Berlin : Die Museumsinsel kämpft um ihre Zukunft

Kulturstaatssekretär Neumann: keine Festlegung auf Neubauten – die Preußenstiftung widerspricht

Ralf Schönball / Bernhard Schulz

Im Streit um die künftige Gestaltung der Berliner Museumsinsel ist noch keine Entscheidung darüber gefallen, ob das Eingangsgebäude von Stararchitekt David Chipperfield sowie die „Archäologische Promenade“ zur Erschließung des Weltkulturerbes errichtet werden. Dies sagte ein Sprecher von Kulturstaatssekretär Bernd Neumann dem Tagesspiegel. Zwar habe der Stiftungsrat unter Vorsitz von Bernd Neumann in der Sitzung vom 21. Juli „die Elemente des Masterplans unverändert bestätigt“. Es sei jedoch „keine Festlegung über moderne Ergänzungsbauten getroffen worden“. Da der Beauftragte für Kultur und Medien die Sanierung der Museumsinsel finanziert, ist daher weiterhin unklar, ob die so wichtigen Neubauten kommen – oder den Sparmaßnahmen zum Opfer fallen.
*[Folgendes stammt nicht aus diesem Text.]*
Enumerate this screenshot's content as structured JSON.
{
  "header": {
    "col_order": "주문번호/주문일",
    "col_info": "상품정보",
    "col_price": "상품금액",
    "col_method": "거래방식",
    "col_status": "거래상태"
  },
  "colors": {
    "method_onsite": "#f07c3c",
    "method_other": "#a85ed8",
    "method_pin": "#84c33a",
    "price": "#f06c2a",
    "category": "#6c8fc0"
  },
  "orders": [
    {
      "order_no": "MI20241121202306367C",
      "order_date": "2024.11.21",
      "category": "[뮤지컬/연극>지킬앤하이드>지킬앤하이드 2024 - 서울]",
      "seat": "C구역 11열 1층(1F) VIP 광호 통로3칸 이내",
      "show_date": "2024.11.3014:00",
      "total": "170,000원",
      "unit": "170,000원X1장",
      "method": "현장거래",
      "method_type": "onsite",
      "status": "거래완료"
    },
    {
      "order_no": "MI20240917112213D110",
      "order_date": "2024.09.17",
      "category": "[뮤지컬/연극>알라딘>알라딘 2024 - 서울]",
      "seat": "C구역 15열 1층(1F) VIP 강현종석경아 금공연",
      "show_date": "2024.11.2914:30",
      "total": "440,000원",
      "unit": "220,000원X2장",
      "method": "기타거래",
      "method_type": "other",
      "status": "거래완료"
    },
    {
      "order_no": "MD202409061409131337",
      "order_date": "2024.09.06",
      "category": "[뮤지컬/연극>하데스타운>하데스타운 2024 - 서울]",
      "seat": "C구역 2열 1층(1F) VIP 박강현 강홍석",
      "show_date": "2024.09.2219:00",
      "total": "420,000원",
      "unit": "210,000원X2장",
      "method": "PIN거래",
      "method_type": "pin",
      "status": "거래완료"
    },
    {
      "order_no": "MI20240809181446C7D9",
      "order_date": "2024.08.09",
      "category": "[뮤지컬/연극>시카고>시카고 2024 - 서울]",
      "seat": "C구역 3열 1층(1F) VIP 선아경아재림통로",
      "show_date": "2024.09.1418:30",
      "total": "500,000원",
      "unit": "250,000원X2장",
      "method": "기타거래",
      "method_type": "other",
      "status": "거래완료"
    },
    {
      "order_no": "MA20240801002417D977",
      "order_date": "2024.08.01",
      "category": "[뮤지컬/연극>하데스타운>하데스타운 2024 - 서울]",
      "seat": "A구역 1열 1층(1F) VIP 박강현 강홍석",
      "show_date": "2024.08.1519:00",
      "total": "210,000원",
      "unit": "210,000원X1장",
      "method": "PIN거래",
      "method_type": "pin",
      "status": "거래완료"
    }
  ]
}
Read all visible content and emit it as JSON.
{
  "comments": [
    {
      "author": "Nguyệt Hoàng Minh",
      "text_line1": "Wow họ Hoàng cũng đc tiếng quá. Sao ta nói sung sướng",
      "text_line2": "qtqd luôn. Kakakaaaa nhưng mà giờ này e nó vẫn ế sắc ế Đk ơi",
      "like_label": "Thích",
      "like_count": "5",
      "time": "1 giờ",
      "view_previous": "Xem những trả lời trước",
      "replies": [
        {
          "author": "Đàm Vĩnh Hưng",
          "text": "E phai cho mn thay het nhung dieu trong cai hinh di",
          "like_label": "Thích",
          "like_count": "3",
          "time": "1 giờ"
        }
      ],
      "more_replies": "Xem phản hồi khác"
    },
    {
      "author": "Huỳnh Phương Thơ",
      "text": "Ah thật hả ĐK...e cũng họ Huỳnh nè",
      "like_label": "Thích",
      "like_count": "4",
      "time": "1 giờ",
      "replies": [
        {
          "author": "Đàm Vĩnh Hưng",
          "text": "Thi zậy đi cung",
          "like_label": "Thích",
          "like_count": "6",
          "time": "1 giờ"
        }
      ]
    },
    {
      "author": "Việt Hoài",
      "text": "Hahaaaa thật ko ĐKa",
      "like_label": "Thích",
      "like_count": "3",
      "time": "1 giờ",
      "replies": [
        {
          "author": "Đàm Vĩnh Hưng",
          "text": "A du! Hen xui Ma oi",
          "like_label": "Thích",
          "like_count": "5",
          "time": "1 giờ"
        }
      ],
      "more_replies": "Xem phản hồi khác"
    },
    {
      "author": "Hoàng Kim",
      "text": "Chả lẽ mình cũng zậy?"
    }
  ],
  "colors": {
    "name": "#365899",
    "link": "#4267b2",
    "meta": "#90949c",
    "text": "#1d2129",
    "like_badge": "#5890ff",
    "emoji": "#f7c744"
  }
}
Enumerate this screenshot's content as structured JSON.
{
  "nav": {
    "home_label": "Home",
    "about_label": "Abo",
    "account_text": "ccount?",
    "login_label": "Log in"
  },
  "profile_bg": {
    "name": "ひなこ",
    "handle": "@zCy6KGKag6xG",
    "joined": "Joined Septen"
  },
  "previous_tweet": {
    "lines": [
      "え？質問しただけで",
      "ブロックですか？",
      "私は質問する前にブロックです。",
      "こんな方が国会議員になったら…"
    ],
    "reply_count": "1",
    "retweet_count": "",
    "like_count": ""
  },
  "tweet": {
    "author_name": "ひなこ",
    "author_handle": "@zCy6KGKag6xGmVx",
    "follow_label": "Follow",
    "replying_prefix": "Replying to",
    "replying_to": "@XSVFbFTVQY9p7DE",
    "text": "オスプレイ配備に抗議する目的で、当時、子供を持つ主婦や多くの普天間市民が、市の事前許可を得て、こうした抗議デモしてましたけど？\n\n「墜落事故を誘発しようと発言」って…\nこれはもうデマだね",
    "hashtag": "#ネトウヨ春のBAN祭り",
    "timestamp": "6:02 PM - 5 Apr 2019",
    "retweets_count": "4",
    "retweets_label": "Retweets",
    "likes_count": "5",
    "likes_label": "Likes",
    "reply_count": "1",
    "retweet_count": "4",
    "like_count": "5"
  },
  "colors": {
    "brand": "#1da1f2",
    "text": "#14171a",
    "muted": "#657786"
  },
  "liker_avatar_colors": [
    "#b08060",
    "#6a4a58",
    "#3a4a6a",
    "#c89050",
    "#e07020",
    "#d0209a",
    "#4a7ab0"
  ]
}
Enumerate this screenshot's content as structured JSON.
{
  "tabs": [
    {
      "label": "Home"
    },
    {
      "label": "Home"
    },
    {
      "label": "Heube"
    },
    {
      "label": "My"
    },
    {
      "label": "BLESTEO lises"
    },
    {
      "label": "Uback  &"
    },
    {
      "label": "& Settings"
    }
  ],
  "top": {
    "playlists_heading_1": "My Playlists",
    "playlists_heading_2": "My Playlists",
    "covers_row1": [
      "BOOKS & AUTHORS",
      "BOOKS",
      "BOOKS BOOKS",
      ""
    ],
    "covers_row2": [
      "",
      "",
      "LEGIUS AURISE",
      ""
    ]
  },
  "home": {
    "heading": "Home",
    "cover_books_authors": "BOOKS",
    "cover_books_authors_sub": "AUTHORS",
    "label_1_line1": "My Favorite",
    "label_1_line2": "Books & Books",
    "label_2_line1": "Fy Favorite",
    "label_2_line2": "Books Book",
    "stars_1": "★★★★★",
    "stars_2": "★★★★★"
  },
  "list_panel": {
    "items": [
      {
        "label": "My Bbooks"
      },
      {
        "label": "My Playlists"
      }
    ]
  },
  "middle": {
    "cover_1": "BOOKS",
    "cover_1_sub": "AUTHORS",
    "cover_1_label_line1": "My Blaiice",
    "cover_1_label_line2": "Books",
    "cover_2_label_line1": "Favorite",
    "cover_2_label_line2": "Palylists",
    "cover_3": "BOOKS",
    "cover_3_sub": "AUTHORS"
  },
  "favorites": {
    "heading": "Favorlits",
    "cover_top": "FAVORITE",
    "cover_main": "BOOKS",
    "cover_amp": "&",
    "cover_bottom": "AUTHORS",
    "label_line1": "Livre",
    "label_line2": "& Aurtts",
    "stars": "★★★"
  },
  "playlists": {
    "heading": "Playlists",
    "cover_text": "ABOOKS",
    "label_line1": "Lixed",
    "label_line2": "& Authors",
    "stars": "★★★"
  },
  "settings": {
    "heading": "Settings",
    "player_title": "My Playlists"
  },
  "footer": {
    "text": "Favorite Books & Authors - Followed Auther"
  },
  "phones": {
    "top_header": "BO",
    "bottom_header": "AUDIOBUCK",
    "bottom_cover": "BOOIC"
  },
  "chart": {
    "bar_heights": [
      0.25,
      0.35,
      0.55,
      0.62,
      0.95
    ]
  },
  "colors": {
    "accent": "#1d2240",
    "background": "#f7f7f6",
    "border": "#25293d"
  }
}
Wie am Sonntag berichtet, hatte der Bundesrechnungshof in dem jüngst vorgelegten „Ergebnisbericht 2006“ seine Forderungen wiederholt, 130 Millionen Euro bei der Sanierung der fünf Museen und bei der Erschließung des Areals einzusparen. Dazu müsse man nur „auf Neubauten verzichten“. Der Präsident der Stiftung Preußischer Kulturbesitz, Klaus-Dieter Lehmann, hatte dieses Ansinnen scharf zurückgewiesen. Ohne das Gebäude von Stararchitekt Chipperfield, mit Cafés, Shops, Restaurants und Veranstaltungsräumen und ohne die Promenade zur Erschließung der Museen sei die Insel dem Ansturm von künftig vier Millionen Besuchern nicht gewachsen.

Am Montag legte die Stiftung nach und widersprach der Darstellung aus dem Hause Neumanns: „Der Stiftungsrat unter dem Vorsitz von Neumann hat am 21. Juli die Elemente des Masterplans unverändert bestätigt. Dazu zählen auch die modernen Ergänzungsbauten und die archäologische Promenade“, sagte eine Sprecherin. Eine konkrete Entscheidung über Finanzierung und Baubeginn sei damit nicht verbunden. Diese könne überhaupt erst fallen, wenn die Baumaßnahmen für das Alte Museum beschlossen sind. Das ist der fünfte der vorhandenen Museumsbauten und wird erst gegen 2011 fertiggestellt. Die Sprecherin der Preußenstiftung wünscht sich zwar eine private Mitfinanzierung des Eingangsgebäudes, um das Projekt zu beschleunigen. Doch seien hierüber noch keine konkreten Gespräche geführt worden.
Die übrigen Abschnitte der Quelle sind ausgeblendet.